The problem we are addressing are the multiple sustainability challenges related to the craft beer production processes in Scania (Sw. Skåne), Sweden. The labs will concentrate directly on all HLPF themes through an increased understanding of the socio-ecological impacts involved in the brewing, distribution, and the consumption of craft beer. Furthermore, the craft beer movement is made up of many “frontrunners” in the food & beverage sector. Therefore, they are more open for the creation and adoption of a new generation of principles that move past traditional norms in the industry and target the multiple and interacting SDGs.
Describe the co-design process and the intended participants. What sectors or groups do they represent and why are they invited?
The lab co-design process has begun recently through the work of the applicant and one prominent brewer in the region. He will take the initiative to assemble a requisite group of craft brewers and ingredient suppliers (e.g., hop growers, malters) from the region. The applicant has the responsibility for increasing the diversity of the group by inviting actors from the numerous beer consumer’s groups located in Scania. He also will contact with the director of Corporate Social Responsibility (CSR) at Systembolaget, the Swedish liquor monopoly, who has already expressed interest to participate in lab activities. All the actors listed about are deemed important to the craft beer production and consumption chain.
Describe the facilitation of the process.
We propose two participatory lab events throughout the spring 2017. The initial event will concentrate on discussing on the interpretations of sustainability and the respective priorities among the different actors. It will be carried out in the form of an innovative sustainability “speakeasy,” which is a method developed and used by the applicant for the Master’s program in sustainability science. The outcome of the session will be a list of priority areas that can be used as a basis for a comprehensive set of sustainability “principles” for craft beer in Scania.
Based on the outcomes of the first event, the second event later in the spring will be used to narrow down and agree upon the more specific language of the individual principles by the different actors. Additional aspects on how to “operationalize” the principles will also be discussed during this event.
The applicant has experience with facilitation processes and also teaches topics of participatory methods and transformational sustainability science at the Master’s and PhD levels.The role of the facilitator in both events will be to “nudge” actors’ perceptions beyond conventional interpretations of sustainability that include only energy and water use efficiency measures, to include a broader set of priorities that can be help to (modestly) move society closer to the SDGs. A number of graduate students in the LUMES graduate program have also agreed to help out with lab activities for both events.
What are the potential innovations/prototypes and impact of these?

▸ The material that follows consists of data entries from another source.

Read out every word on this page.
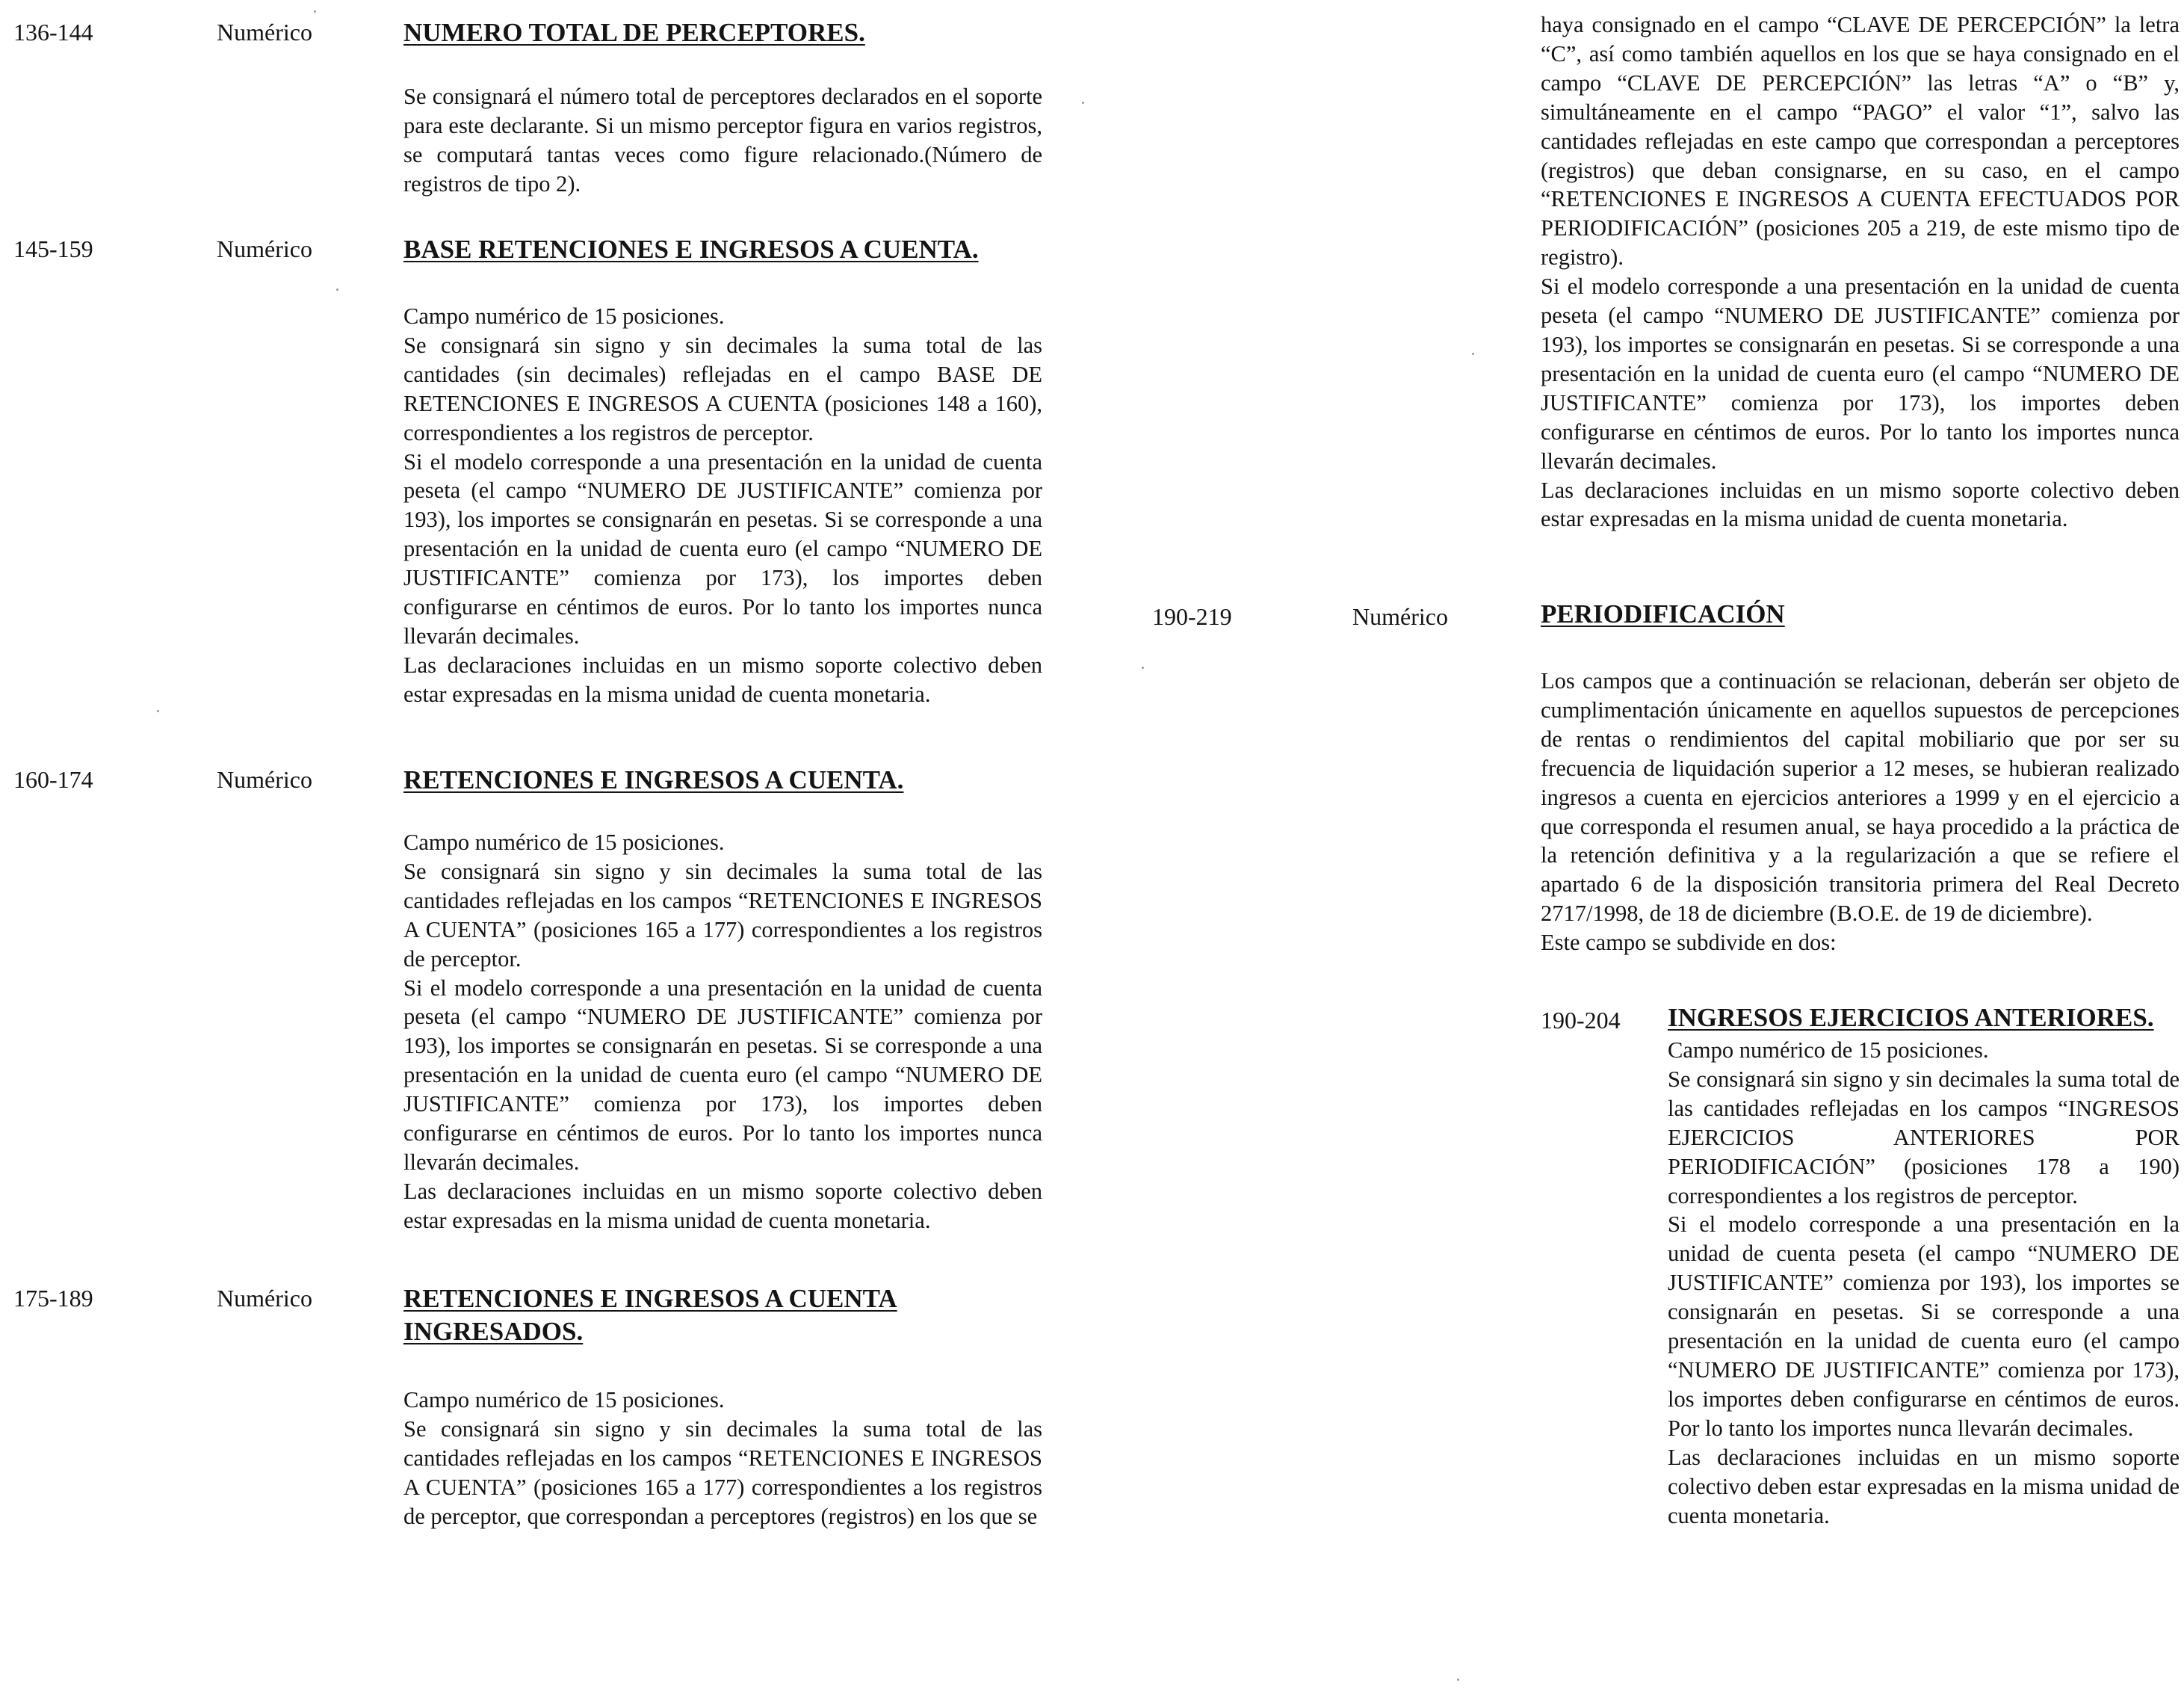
136-144	Numérico	NUMERO TOTAL DE PERCEPTORES.

Se consignará el número total de perceptores declarados en el soporte para este declarante. Si un mismo perceptor figura en varios registros, se computará tantas veces como figure relacionado.(Número de registros de tipo 2).

145-159	Numérico	BASE RETENCIONES E INGRESOS A CUENTA.

Campo numérico de 15 posiciones.

Se consignará sin signo y sin decimales la suma total de las cantidades (sin decimales) reflejadas en el campo BASE DE RETENCIONES E INGRESOS A CUENTA (posiciones 148 a 160), correspondientes a los registros de perceptor.

Si el modelo corresponde a una presentación en la unidad de cuenta peseta (el campo “NUMERO DE JUSTIFICANTE” comienza por 193), los importes se consignarán en pesetas. Si se corresponde a una presentación en la unidad de cuenta euro (el campo “NUMERO DE JUSTIFICANTE” comienza por 173), los importes deben configurarse en céntimos de euros. Por lo tanto los importes nunca llevarán decimales.

Las declaraciones incluidas en un mismo soporte colectivo deben estar expresadas en la misma unidad de cuenta monetaria.

160-174	Numérico	RETENCIONES E INGRESOS A CUENTA.

Campo numérico de 15 posiciones.

Se consignará sin signo y sin decimales la suma total de las cantidades reflejadas en los campos “RETENCIONES E INGRESOS A CUENTA” (posiciones 165 a 177) correspondientes a los registros de perceptor.

Si el modelo corresponde a una presentación en la unidad de cuenta peseta (el campo “NUMERO DE JUSTIFICANTE” comienza por 193), los importes se consignarán en pesetas. Si se corresponde a una presentación en la unidad de cuenta euro (el campo “NUMERO DE JUSTIFICANTE” comienza por 173), los importes deben configurarse en céntimos de euros. Por lo tanto los importes nunca llevarán decimales.

Las declaraciones incluidas en un mismo soporte colectivo deben estar expresadas en la misma unidad de cuenta monetaria.

175-189	Numérico	RETENCIONES E INGRESOS A CUENTA INGRESADOS.

Campo numérico de 15 posiciones.

Se consignará sin signo y sin decimales la suma total de las cantidades reflejadas en los campos “RETENCIONES E INGRESOS A CUENTA” (posiciones 165 a 177) correspondientes a los registros de perceptor, que correspondan a perceptores (registros) en los que se

haya consignado en el campo “CLAVE DE PERCEPCIÓN” la letra “C”, así como también aquellos en los que se haya consignado en el campo “CLAVE DE PERCEPCIÓN” las letras “A” o “B” y, simultáneamente en el campo “PAGO” el valor “1”, salvo las cantidades reflejadas en este campo que correspondan a perceptores (registros) que deban consignarse, en su caso, en el campo “RETENCIONES E INGRESOS A CUENTA EFECTUADOS POR PERIODIFICACIÓN” (posiciones 205 a 219, de este mismo tipo de registro).

Si el modelo corresponde a una presentación en la unidad de cuenta peseta (el campo “NUMERO DE JUSTIFICANTE” comienza por 193), los importes se consignarán en pesetas. Si se corresponde a una presentación en la unidad de cuenta euro (el campo “NUMERO DE JUSTIFICANTE” comienza por 173), los importes deben configurarse en céntimos de euros. Por lo tanto los importes nunca llevarán decimales.

Las declaraciones incluidas en un mismo soporte colectivo deben estar expresadas en la misma unidad de cuenta monetaria.

190-219	Numérico	PERIODIFICACIÓN

Los campos que a continuación se relacionan, deberán ser objeto de cumplimentación únicamente en aquellos supuestos de percepciones de rentas o rendimientos del capital mobiliario que por ser su frecuencia de liquidación superior a 12 meses, se hubieran realizado ingresos a cuenta en ejercicios anteriores a 1999 y en el ejercicio a que corresponda el resumen anual, se haya procedido a la práctica de la retención definitiva y a la regularización a que se refiere el apartado 6 de la disposición transitoria primera del Real Decreto 2717/1998, de 18 de diciembre (B.O.E. de 19 de diciembre).

Este campo se subdivide en dos:

190-204 INGRESOS EJERCICIOS ANTERIORES.

Campo numérico de 15 posiciones.

Se consignará sin signo y sin decimales la suma total de las cantidades reflejadas en los campos “INGRESOS EJERCICIOS ANTERIORES POR PERIODIFICACIÓN” (posiciones 178 a 190) correspondientes a los registros de perceptor.

Si el modelo corresponde a una presentación en la unidad de cuenta peseta (el campo “NUMERO DE JUSTIFICANTE” comienza por 193), los importes se consignarán en pesetas. Si se corresponde a una presentación en la unidad de cuenta euro (el campo “NUMERO DE JUSTIFICANTE” comienza por 173), los importes deben configurarse en céntimos de euros. Por lo tanto los importes nunca llevarán decimales.

Las declaraciones incluidas en un mismo soporte colectivo deben estar expresadas en la misma unidad de cuenta monetaria.
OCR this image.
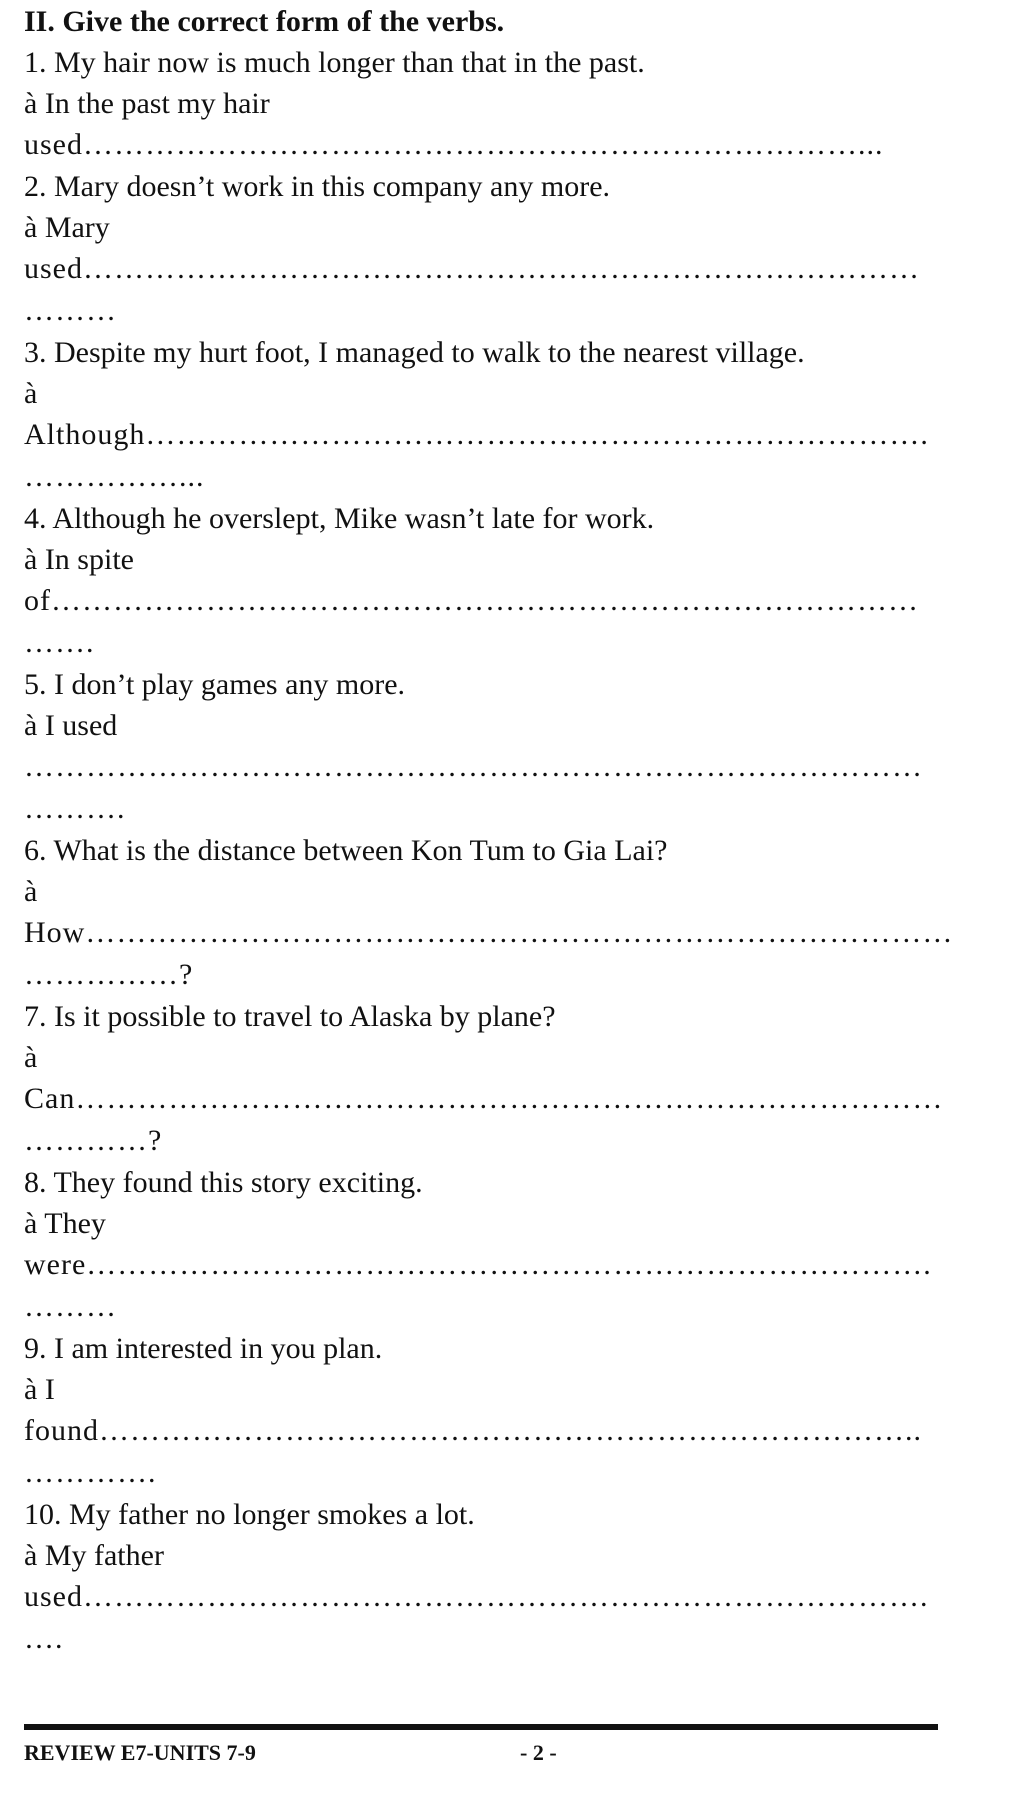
II. Give the correct form of the verbs.
1. My hair now is much longer than that in the past.
à In the past my hair
used…………………………………………………………………...
2. Mary doesn’t work in this company any more.
à Mary
used………………………………………………………………………
………
3. Despite my hurt foot, I managed to walk to the nearest village.
à
Although………………………………………………………………….
……………...
4. Although he overslept, Mike wasn’t late for work.
à In spite
of…………………………………………………………………………
…….
5. I don’t play games any more.
à I used
……………………………………………………………………………
……….
6. What is the distance between Kon Tum to Gia Lai?
à
How…………………………………………………………………………
……………?
7. Is it possible to travel to Alaska by plane?
à
Can…………………………………………………………………………
…………?
8. They found this story exciting.
à They
were……………………………………………………………………….
………
9. I am interested in you plan.
à I
found……………………………………………………………………..
………….
10. My father no longer smokes a lot.
à My father
used……………………………………………………………………….
….
REVIEW E7-UNITS 7-9	- 2 -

The innovation will not be in the form of a more sustainable “widget.” Instead, we are promoting the idea of a set of diverse and targeted sustainability principles in the form of a distinct label for Scanian craft beer. The principles will set the basis for ongoing sustainability improvements by the respective actors (significantly brewers & ingredient suppliers).
The intention is that the principles are not only concentrate on conventional environmental sustainability parameters, but also include an innovative constellation of social-economic parameters, including new forms of community engagement, brewery ownership structures, etc. Furthermore, we are not proposing a new organic certification system, most brewers and ingredient suppliers already produce products under these standards (e.g., Krav, EU).